Current kernel logging API is too complicated and too restrictive. This PR
tries to improves it.
I'd expect an API that supported logging to allow creating log streams with
different options and providing some way to specify which library operations
should be logged to which streams.
By contrast, the current API allows creating multiple log streams, but all the
streams receive the same messages because options can only be set globally and
the stream objects can't be passed to any kernel API functions. They are not
even referenced by the `btck_Context` struct which holds other shared state. If
no log streams are created, log messages are generated anyway, but they are
stored in a 1MB buffer and not sent anywhere, unless a log stream is created
later, at which point they are sent in bulk to that stream.
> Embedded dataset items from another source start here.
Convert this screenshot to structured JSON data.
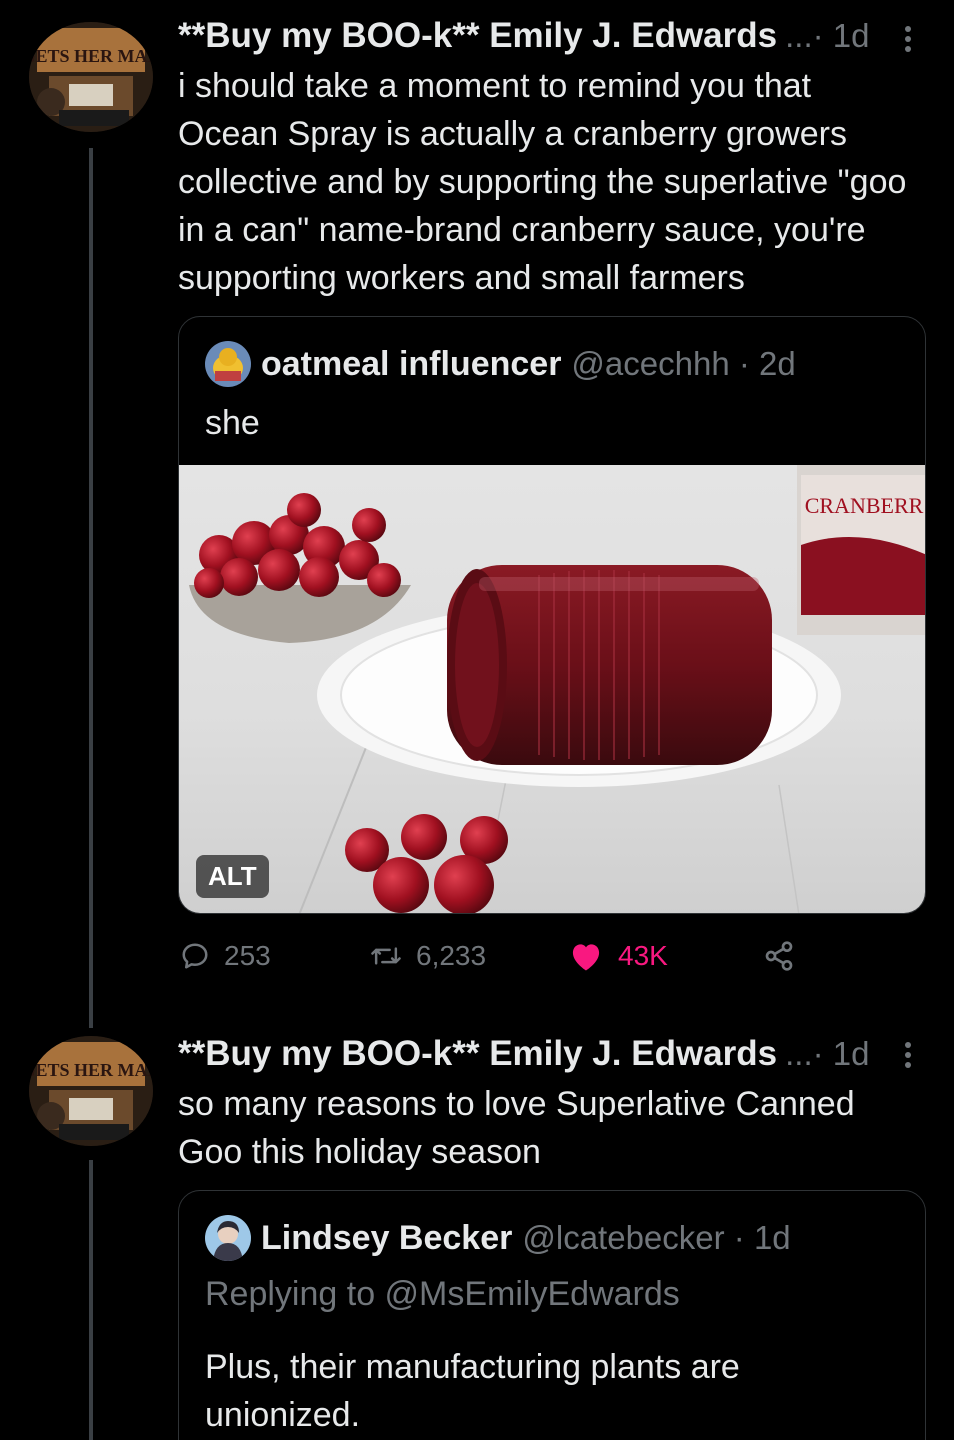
{
  "tweets": [
    {
      "name": "**Buy my BOO-k** Emily J. Edwards",
      "meta": "...· 1d",
      "text": "i should take a moment to remind you that Ocean Spray is actually a cranberry growers collective and by supporting the superlative \"goo in a can\" name-brand cranberry sauce, you're supporting workers and small farmers",
      "quote": {
        "name": "oatmeal influencer",
        "handle": "@acechhh · 2d",
        "text": "she",
        "image_alt_label": "ALT",
        "image_can_label": "CRANBERR"
      },
      "actions": {
        "replies": "253",
        "retweets": "6,233",
        "likes": "43K"
      }
    },
    {
      "name": "**Buy my BOO-k** Emily J. Edwards",
      "meta": "...· 1d",
      "text": "so many reasons to love Superlative Canned Goo this holiday season",
      "quote": {
        "name": "Lindsey Becker",
        "handle": "@lcatebecker · 1d",
        "replying_to": "Replying to @MsEmilyEdwards",
        "text": "Plus, their manufacturing plants are unionized."
      }
    }
  ],
  "avatar_text": "GETS HER MAN",
  "colors": {
    "background": "#000000",
    "text": "#e7e9ea",
    "secondary": "#71767b",
    "border": "#2f3336",
    "like": "#f91880"
  },
  "icons": [
    "reply-icon",
    "retweet-icon",
    "heart-icon",
    "share-icon",
    "more-icon"
  ]
}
More log streams
can be created after that, but they only receive new messages, not the buffered
ones. If log output is not needed, a btck_logging_disable() call is required to
prevent log messages from accumulating in the 1MB buffer. Calling this will
abort the program if any log streams were created before it was called, and
also abort the program if any new log streams are created later.
None of these behaviors seem necessary or ideal, and it would be better to
provide a simpler logging API that allows creating a log stream, setting
options on it, registering it with the `btck_Context` instance and receiving
log messages from it. Another advantage of this approach is that it could allow
(with #30342) different log streams to be used for different purposes, which
would be not be possible with the current interface.